Es decir que ella tampoco tendría las manos limpias. ¿De dónde había sacado esos datos el uruguayo? No me quiso decir. Y agregó más: a la muerte de su esposo, que aparentemente habría caído bajo las garras de jaguaretés de su reserva, la anestesista vendió la propiedad a una multinacional conservacionista y se vino a vivir con Jack a La Reculada. El apodo al hombre le vendría de Jack el Destripador, claramente. Destripador o Descuartizador, era uno que tenía todo planeado desde el principio, tanto la muerte del millonario como después la de su esposa.

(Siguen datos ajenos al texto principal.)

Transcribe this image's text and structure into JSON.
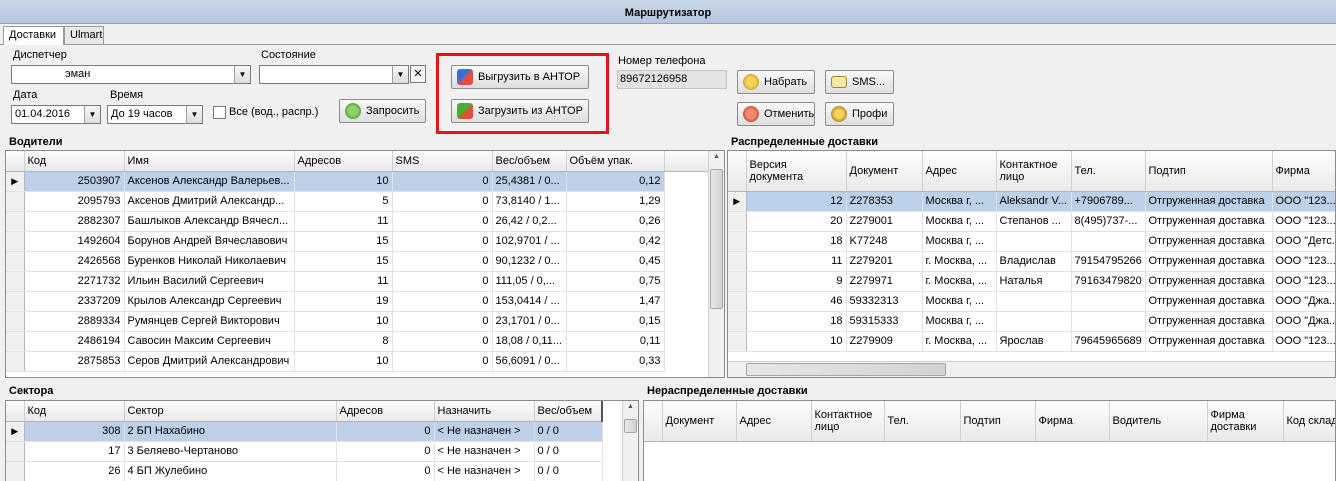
{
  "window": {
    "title": "Маршрутизатор"
  },
  "tabs": [
    "Доставки",
    "Ulmart"
  ],
  "form": {
    "dispatcher_label": "Диспетчер",
    "dispatcher_value": "эман",
    "state_label": "Состояние",
    "state_value": "",
    "date_label": "Дата",
    "date_value": "01.04.2016",
    "time_label": "Время",
    "time_value": "До 19 часов",
    "all_label": "Все (вод., распр.)",
    "request_button": "Запросить",
    "export_button": "Выгрузить в АНТОР",
    "import_button": "Загрузить из АНТОР",
    "phone_label": "Номер телефона",
    "phone_value": "89672126958",
    "dial_button": "Набрать",
    "sms_button": "SMS...",
    "cancel_button": "Отменить",
    "profi_button": "Профи"
  },
  "drivers": {
    "title": "Водители",
    "columns": [
      "Код",
      "Имя",
      "Адресов",
      "SMS",
      "Вес/объем",
      "Объём упак."
    ],
    "rows": [
      [
        "2503907",
        "Аксенов Александр Валерьев...",
        "10",
        "0",
        "25,4381 / 0...",
        "0,12"
      ],
      [
        "2095793",
        "Аксенов Дмитрий Александр...",
        "5",
        "0",
        "73,8140 / 1...",
        "1,29"
      ],
      [
        "2882307",
        "Башлыков Александр Вячесл...",
        "11",
        "0",
        "26,42 / 0,2...",
        "0,26"
      ],
      [
        "1492604",
        "Борунов Андрей Вячеславович",
        "15",
        "0",
        "102,9701 / ...",
        "0,42"
      ],
      [
        "2426568",
        "Буренков Николай Николаевич",
        "15",
        "0",
        "90,1232 / 0...",
        "0,45"
      ],
      [
        "2271732",
        "Ильин Василий Сергеевич",
        "11",
        "0",
        "111,05 / 0,...",
        "0,75"
      ],
      [
        "2337209",
        "Крылов Александр Сергеевич",
        "19",
        "0",
        "153,0414 / ...",
        "1,47"
      ],
      [
        "2889334",
        "Румянцев Сергей Викторович",
        "10",
        "0",
        "23,1701 / 0...",
        "0,15"
      ],
      [
        "2486194",
        "Савосин Максим Сергеевич",
        "8",
        "0",
        "18,08 / 0,11...",
        "0,11"
      ],
      [
        "2875853",
        "Серов  Дмитрий Александрович",
        "10",
        "0",
        "56,6091 / 0...",
        "0,33"
      ]
    ]
  },
  "distributed": {
    "title": "Распределенные доставки",
    "columns": [
      "Версия документа",
      "Документ",
      "Адрес",
      "Контактное лицо",
      "Тел.",
      "Подтип",
      "Фирма"
    ],
    "rows": [
      [
        "12",
        "Z278353",
        "Москва г, ...",
        "Aleksandr V...",
        "+7906789...",
        "Отгруженная доставка",
        "ООО \"123..."
      ],
      [
        "20",
        "Z279001",
        "Москва г, ...",
        "Степанов ...",
        "8(495)737-...",
        "Отгруженная доставка",
        "ООО \"123..."
      ],
      [
        "18",
        "K77248",
        "Москва г, ...",
        "",
        "",
        "Отгруженная доставка",
        "ООО \"Детс..."
      ],
      [
        "11",
        "Z279201",
        "г. Москва, ...",
        "Владислав",
        "79154795266",
        "Отгруженная доставка",
        "ООО \"123..."
      ],
      [
        "9",
        "Z279971",
        "г. Москва, ...",
        "Наталья",
        "79163479820",
        "Отгруженная доставка",
        "ООО \"123..."
      ],
      [
        "46",
        "59332313",
        "Москва г, ...",
        "",
        "",
        "Отгруженная доставка",
        "ООО \"Джа..."
      ],
      [
        "18",
        "59315333",
        "Москва г, ...",
        "",
        "",
        "Отгруженная доставка",
        "ООО \"Джа..."
      ],
      [
        "10",
        "Z279909",
        "г. Москва, ...",
        "Ярослав",
        "79645965689",
        "Отгруженная доставка",
        "ООО \"123..."
      ]
    ]
  },
  "sectors": {
    "title": "Сектора",
    "columns": [
      "Код",
      "Сектор",
      "Адресов",
      "Назначить",
      "Вес/объем"
    ],
    "rows": [
      [
        "308",
        "2 БП  Нахабино",
        "0",
        "< Не назначен >",
        "0 / 0"
      ],
      [
        "17",
        "3 Беляево-Чертаново",
        "0",
        "< Не назначен >",
        "0 / 0"
      ],
      [
        "26",
        "4 БП Жулебино",
        "0",
        "< Не назначен >",
        "0 / 0"
      ]
    ]
  },
  "undistributed": {
    "title": "Нераспределенные доставки",
    "columns": [
      "Документ",
      "Адрес",
      "Контактное лицо",
      "Тел.",
      "Подтип",
      "Фирма",
      "Водитель",
      "Фирма доставки",
      "Код склад"
    ]
  },
  "colors": {
    "highlight": "#bcd0ea",
    "annotation": "#e0161b",
    "titlebar": "#c9d6e8"
  }
}
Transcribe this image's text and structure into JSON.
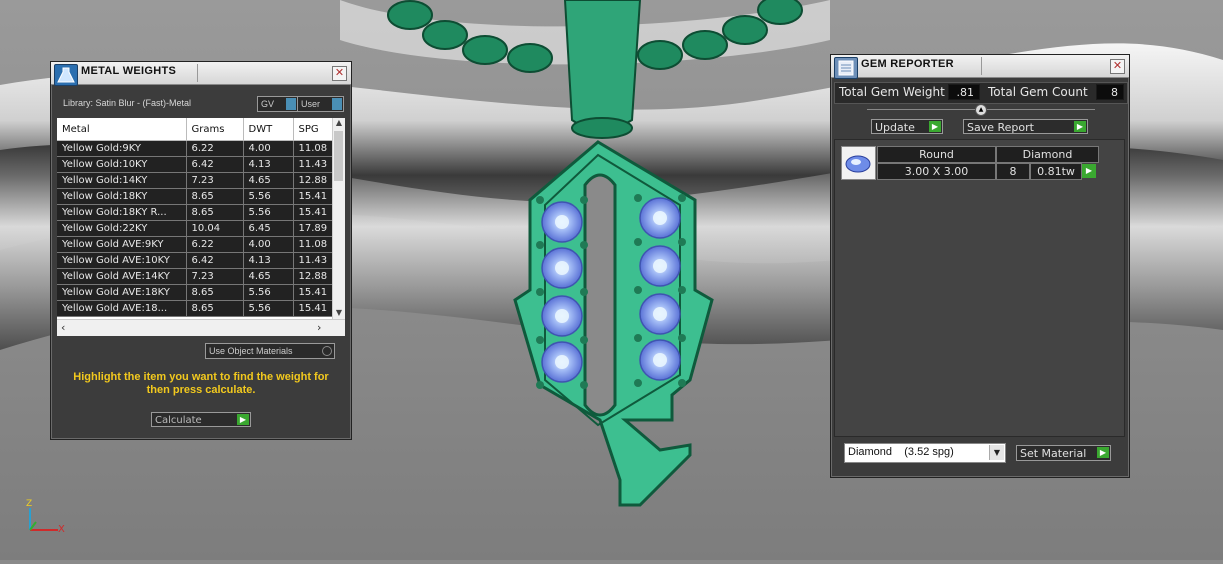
{
  "metal_weights": {
    "title": "METAL WEIGHTS",
    "library_label": "Library: Satin Blur - (Fast)-Metal",
    "toggle_gv": "GV",
    "toggle_user": "User",
    "columns": [
      "Metal",
      "Grams",
      "DWT",
      "SPG"
    ],
    "rows": [
      {
        "metal": "Yellow Gold:9KY",
        "grams": "6.22",
        "dwt": "4.00",
        "spg": "11.08"
      },
      {
        "metal": "Yellow Gold:10KY",
        "grams": "6.42",
        "dwt": "4.13",
        "spg": "11.43"
      },
      {
        "metal": "Yellow Gold:14KY",
        "grams": "7.23",
        "dwt": "4.65",
        "spg": "12.88"
      },
      {
        "metal": "Yellow Gold:18KY",
        "grams": "8.65",
        "dwt": "5.56",
        "spg": "15.41"
      },
      {
        "metal": "Yellow Gold:18KY R...",
        "grams": "8.65",
        "dwt": "5.56",
        "spg": "15.41"
      },
      {
        "metal": "Yellow Gold:22KY",
        "grams": "10.04",
        "dwt": "6.45",
        "spg": "17.89"
      },
      {
        "metal": "Yellow Gold AVE:9KY",
        "grams": "6.22",
        "dwt": "4.00",
        "spg": "11.08"
      },
      {
        "metal": "Yellow Gold AVE:10KY",
        "grams": "6.42",
        "dwt": "4.13",
        "spg": "11.43"
      },
      {
        "metal": "Yellow Gold AVE:14KY",
        "grams": "7.23",
        "dwt": "4.65",
        "spg": "12.88"
      },
      {
        "metal": "Yellow Gold AVE:18KY",
        "grams": "8.65",
        "dwt": "5.56",
        "spg": "15.41"
      },
      {
        "metal": "Yellow Gold AVE:18...",
        "grams": "8.65",
        "dwt": "5.56",
        "spg": "15.41"
      }
    ],
    "use_object_materials": "Use Object Materials",
    "instruction": "Highlight the item you want to find the weight for then press calculate.",
    "calculate_label": "Calculate"
  },
  "gem_reporter": {
    "title": "GEM REPORTER",
    "total_weight_label": "Total Gem Weight",
    "total_weight_value": ".81",
    "total_count_label": "Total Gem Count",
    "total_count_value": "8",
    "update_label": "Update",
    "save_report_label": "Save Report",
    "gem": {
      "shape": "Round",
      "material": "Diamond",
      "size": "3.00 X 3.00",
      "count": "8",
      "weight": "0.81tw"
    },
    "material_select": "Diamond    (3.52 spg)",
    "set_material_label": "Set Material"
  },
  "axes": {
    "z": "Z",
    "x": "X"
  },
  "colors": {
    "panel_bg": "#3c3c3c",
    "accent_green": "#3aa830",
    "pendant_green": "#3dbf90",
    "gem_blue": "#6e8ce8",
    "instruction_yellow": "#f2c91e"
  }
}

Sólo que como ésta finalmente había desaparecido y no se podía probar que hubiese muerto, la herencia habría quedado en disputa con los hijos del primer matrimonio que se negaban a reconocer el testamento que la madre habría dejado a nombre de Jack. Sería un inconcebible testamento que –según Trafalgar– el viudo habría conseguido mediante ciertas técnicas de hipnosis, porque la mujer había firmado que todos sus bienes serían legados a su nuevo marido en caso de muerte o desaparición durante más de un año; esto último como previsión que debía tomarse en caso de que ella se ahogara y su cuerpo no fuese encontrado luego de doce meses, ya que se lo habrían devorado los peces. Así rimaba, así cerraba sus historias Trafalgar.

Sus leyendas parecían adaptaciones no tanto de lecturas de Horacio Quiroga como de alguna película o serie de terror animal; tal vez habría visto muchas en su pasado, porque en el viejo hotel abandonado no tenía televisión y mucho menos internet. En realidad, estaba ocupando ilegalmente ese caserón, pero se las arreglaba para alojar y cobrar a huéspedes de fin de semana. Como el edificio estaba totalmente en ruinas, asediado por la humedad constante de las crecidas durante décadas, los huéspedes dormían en colchones sobre el piso, en un living comedor mugriento, junto a una cocina gigante y siempre sucia, con poca luz, todo rodeado por las sombras de árboles centenarios. O sea que el target de huéspedes debía ser, si no de la misma clase, de una parecida a la del falso hotelero.